Jelas makin cantik karena saya katakan: “ibu, harus pakai bedak dan sedikit lipstik tipis. Wanita itu harus cantik, tetapi jangan menor. Rambut harus tertata. Wajah harus senyum. Jangan muka pepaya. Nah, lihat wajah ibu saja orang yakin masakan ibu sangat maknyus dan lariis karena senyum ibu senyum Pepsodent. Mengapa Pepsodent? Senyum yang cantik itu adalah senyum yang giginya sedikit kelihatan. Coba praktekkan,” ujarku. Kami pun tertawa.
Saya selalu menganjurkan kepada orang di sekelilingku untuk tampil selalu menarik. Pembantu saya, saya beri arahan dulu harus bersih dan rapi. Kalau datang pakai bedak, saya belikan bedak dan lipstik. Saya berikan baju yang pas dengan sedikit modis.
Tuhan sangat ingin kita bahagia dan penuh sukacita. Apa sesungguhnya yang menjadi penghalang jawaban doa kita?
Kita berdoa. Kita percaya, tetapi seringkali ketika doa tidak ada jawaban, wajah kita cemberut, murung seolah-olah paling malang di dunia. Kita merasa masalahnya terberat dan terbesar padahal masalah setiap orang itu relatif. Itu sesuai porsi bagaimana Tuhan mempercayakan atau mengijinkan kita agar lebih baik. Tidak ada masalah yang akan menghancurkan kita jika pola pikir kita berbeda dalam menghadapinya. Mari kita menerima, berdoa, berusaha, dan percaya saja. Tuhan pasti tolong.

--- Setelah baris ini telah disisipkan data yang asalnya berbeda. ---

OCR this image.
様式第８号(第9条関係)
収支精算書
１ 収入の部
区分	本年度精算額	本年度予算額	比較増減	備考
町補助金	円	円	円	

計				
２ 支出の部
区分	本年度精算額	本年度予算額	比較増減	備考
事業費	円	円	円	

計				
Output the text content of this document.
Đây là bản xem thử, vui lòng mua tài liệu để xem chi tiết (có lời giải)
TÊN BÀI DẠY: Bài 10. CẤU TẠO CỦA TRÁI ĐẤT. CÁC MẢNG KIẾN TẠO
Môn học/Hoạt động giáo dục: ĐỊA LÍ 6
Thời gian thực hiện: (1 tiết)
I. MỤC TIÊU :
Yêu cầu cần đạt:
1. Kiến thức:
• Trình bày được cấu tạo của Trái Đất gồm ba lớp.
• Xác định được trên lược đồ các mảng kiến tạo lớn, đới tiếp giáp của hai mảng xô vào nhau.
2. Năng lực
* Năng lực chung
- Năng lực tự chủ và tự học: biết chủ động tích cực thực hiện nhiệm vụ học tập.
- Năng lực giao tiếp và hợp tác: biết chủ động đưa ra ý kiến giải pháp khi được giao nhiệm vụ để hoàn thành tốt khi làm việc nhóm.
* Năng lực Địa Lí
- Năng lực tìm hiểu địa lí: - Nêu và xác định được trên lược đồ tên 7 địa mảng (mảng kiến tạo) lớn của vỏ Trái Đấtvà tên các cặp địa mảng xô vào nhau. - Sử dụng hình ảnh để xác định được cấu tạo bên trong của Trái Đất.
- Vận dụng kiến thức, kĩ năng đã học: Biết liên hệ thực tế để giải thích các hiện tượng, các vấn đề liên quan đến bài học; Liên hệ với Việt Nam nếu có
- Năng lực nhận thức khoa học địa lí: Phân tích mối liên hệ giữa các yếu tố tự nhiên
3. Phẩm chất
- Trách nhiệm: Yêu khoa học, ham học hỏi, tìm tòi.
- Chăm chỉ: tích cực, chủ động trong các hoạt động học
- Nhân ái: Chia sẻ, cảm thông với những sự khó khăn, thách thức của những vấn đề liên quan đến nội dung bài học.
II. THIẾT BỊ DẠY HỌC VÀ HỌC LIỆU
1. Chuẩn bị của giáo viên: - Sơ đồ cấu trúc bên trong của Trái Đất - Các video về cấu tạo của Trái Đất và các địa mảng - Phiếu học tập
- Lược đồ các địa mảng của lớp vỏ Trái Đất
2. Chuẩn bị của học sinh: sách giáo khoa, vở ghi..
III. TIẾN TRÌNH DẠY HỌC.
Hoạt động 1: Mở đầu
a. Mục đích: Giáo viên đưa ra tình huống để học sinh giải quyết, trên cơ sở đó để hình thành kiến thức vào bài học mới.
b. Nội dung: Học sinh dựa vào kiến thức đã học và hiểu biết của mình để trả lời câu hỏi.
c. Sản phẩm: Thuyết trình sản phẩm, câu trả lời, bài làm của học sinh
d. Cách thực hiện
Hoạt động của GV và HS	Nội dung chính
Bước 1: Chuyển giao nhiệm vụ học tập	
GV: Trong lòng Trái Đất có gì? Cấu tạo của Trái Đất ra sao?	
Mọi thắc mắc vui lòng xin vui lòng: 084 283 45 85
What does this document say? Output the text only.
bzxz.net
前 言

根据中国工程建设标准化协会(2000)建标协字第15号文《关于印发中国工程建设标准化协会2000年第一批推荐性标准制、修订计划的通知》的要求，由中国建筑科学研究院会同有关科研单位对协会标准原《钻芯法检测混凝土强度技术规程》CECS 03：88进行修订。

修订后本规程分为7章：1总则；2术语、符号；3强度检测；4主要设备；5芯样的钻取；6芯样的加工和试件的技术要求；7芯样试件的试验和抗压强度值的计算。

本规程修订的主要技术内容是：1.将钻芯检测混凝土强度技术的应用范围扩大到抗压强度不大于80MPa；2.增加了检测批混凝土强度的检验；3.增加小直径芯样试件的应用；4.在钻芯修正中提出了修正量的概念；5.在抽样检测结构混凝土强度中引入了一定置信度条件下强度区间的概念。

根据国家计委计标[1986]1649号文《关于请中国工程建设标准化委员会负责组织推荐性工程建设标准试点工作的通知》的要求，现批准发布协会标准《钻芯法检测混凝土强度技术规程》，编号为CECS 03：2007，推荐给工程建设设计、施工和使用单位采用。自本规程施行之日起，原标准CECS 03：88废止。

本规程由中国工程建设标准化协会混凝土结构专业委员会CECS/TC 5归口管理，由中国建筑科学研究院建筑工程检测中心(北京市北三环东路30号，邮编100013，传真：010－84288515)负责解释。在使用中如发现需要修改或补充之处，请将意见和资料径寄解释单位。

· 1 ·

Dalam menantikan pertolongan Tuhan, sukacita itu akan menarik hati Tuhan untuk lebih cepat mengulurkan pertolongan-Nya. Coba saja.
Masa pendemi ini adalah masa sulit, namun hidup akan terus berjalan dan berlanjut. Pilihan ada di tangan kita. Apakah kita hidup terkungkung dengan ketakutan, kuatir dan cemas!? Ataukah kita tetap patuhi protokol kesehatan, berkarya, bersemangat, dan sukacita? Hati yang gembira adalah obat, tetapi semangat yang patah keringkan tulang. Hati yang penuh sukacita menimbulkan ide-ide kreatif bermunculan, namun muka pepaya membuat otak buntu, putus asa, depresi dan tak ada harapan. Dalam sukacita selalu saja ada harapan. Masa depan/pertolongan/jalan keluar yang indah di tangan Tuhan. (**)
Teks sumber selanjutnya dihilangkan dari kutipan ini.